Università di Trento e numero chiuso «Test di ammissione in quarta superiore» La "linea" dell'assessore Sara Ferrari

«Cerco di essere realista, concreta e oggettiva: il numero chiuso oggi ci permette di tenere alta la qualità. Non voglio mettermi contro gli studenti, che peraltro non mi sembrano particolarmente allarmati dalla questione, ma devono pensare che se hanno alloggi, mense, servizi, trasporti, oltre a docenti, aule e laboratori, al top in Italia è anche grazie ai numeri che permettono la sostenibilità».

L’assessore Sara Ferrari è chiara e non gira intorno al problema. Ha ovviamente letto della sentenza del Tar del Lazio, che ha bocciato il numero chiuso alle facoltà umanistiche dell’Università di Milano e cerca di analizzare concretamente cosa ha comportato il numero chiuso a Trento e cosa comporterebbe un eventuale apertura totale delle varie facoltà.

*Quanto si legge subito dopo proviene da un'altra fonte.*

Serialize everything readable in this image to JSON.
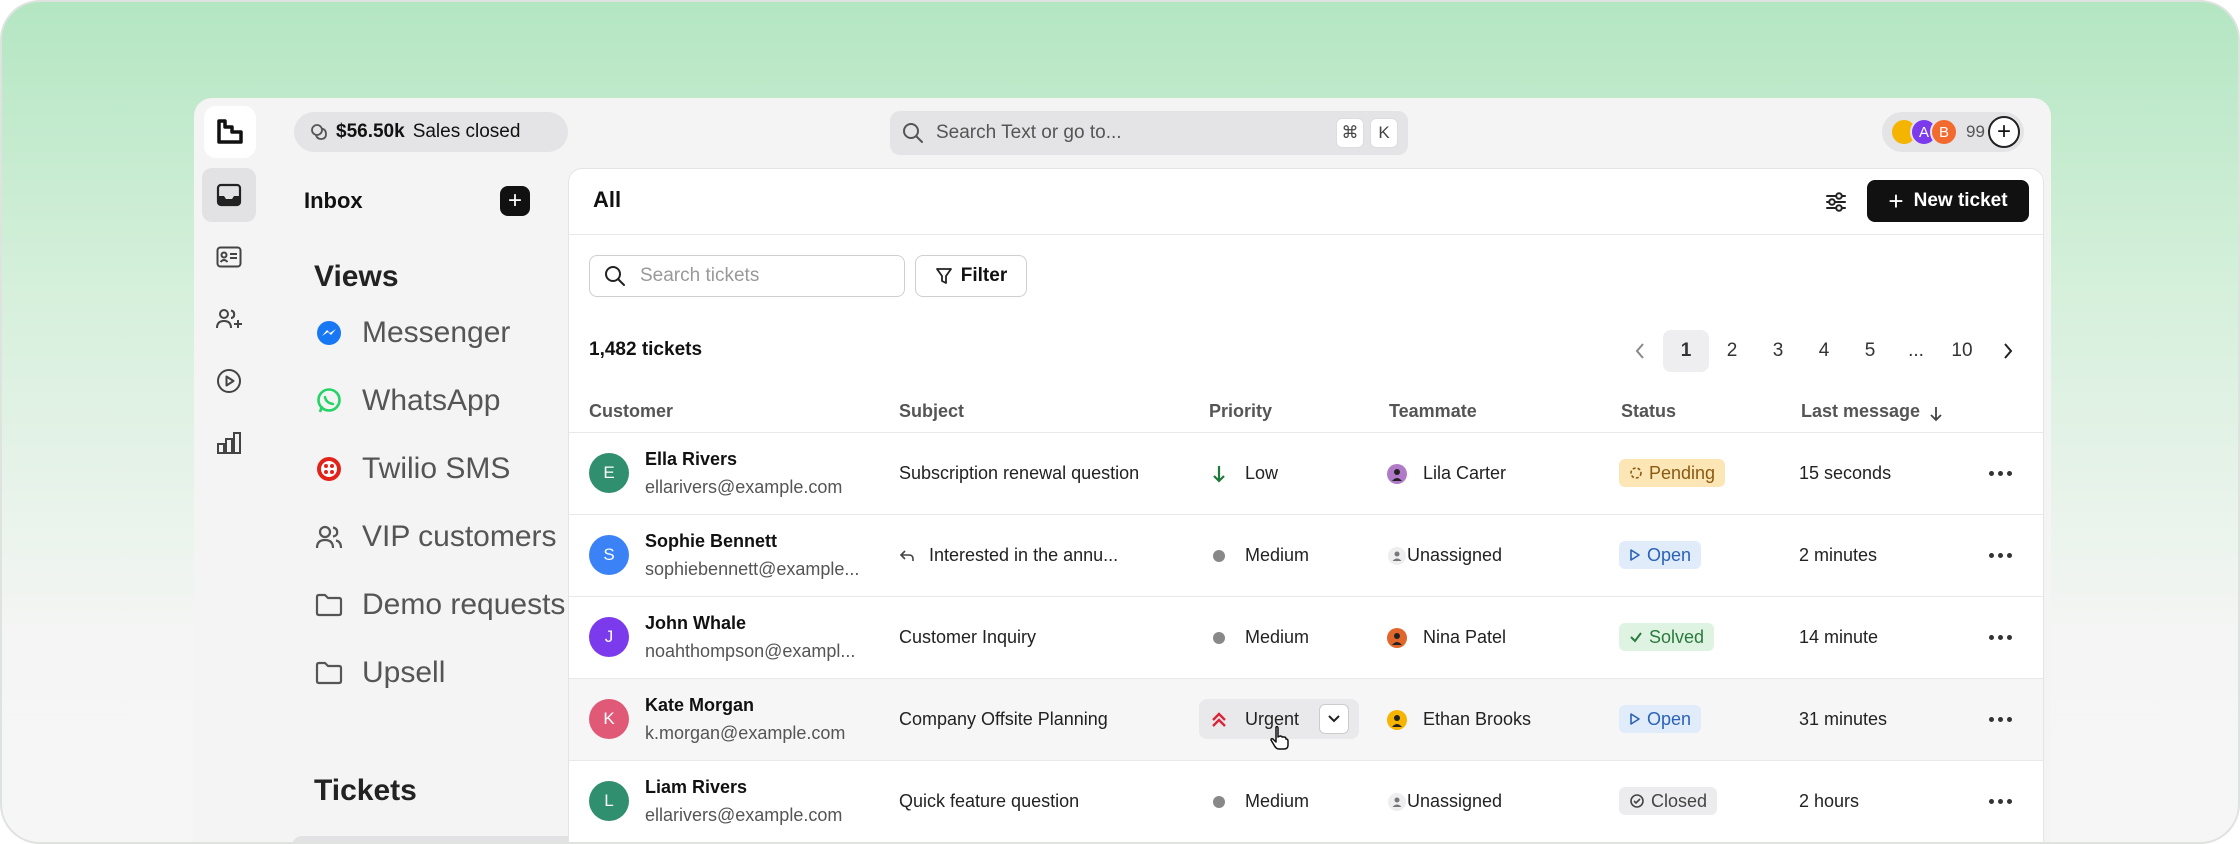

«Grazie al test non siamo vittime delle domande e possiamo organizzare ex ante sia gli spazi sia i docenti, non rimanendo spiazzati come nel caso si iscrivessero nello stesso corso 500 studenti in più.

Oggi siamo tra gli atenei con più ragazzi che terminano con la laurea il proprio percorso e questo è probabilmente uno degli effetti della selezione in entrata. Un conto è quello che sarebbe bello e un conto è quello che è fattibile e sostenibile: Trento è Trento, abbiamo già tante facoltà e una popolazione universitaria di 15 mila persone con ogni anno più di 3 mila matricole. E poi i non ammessi al test sono relativamente pochi, forse qualche centinaio».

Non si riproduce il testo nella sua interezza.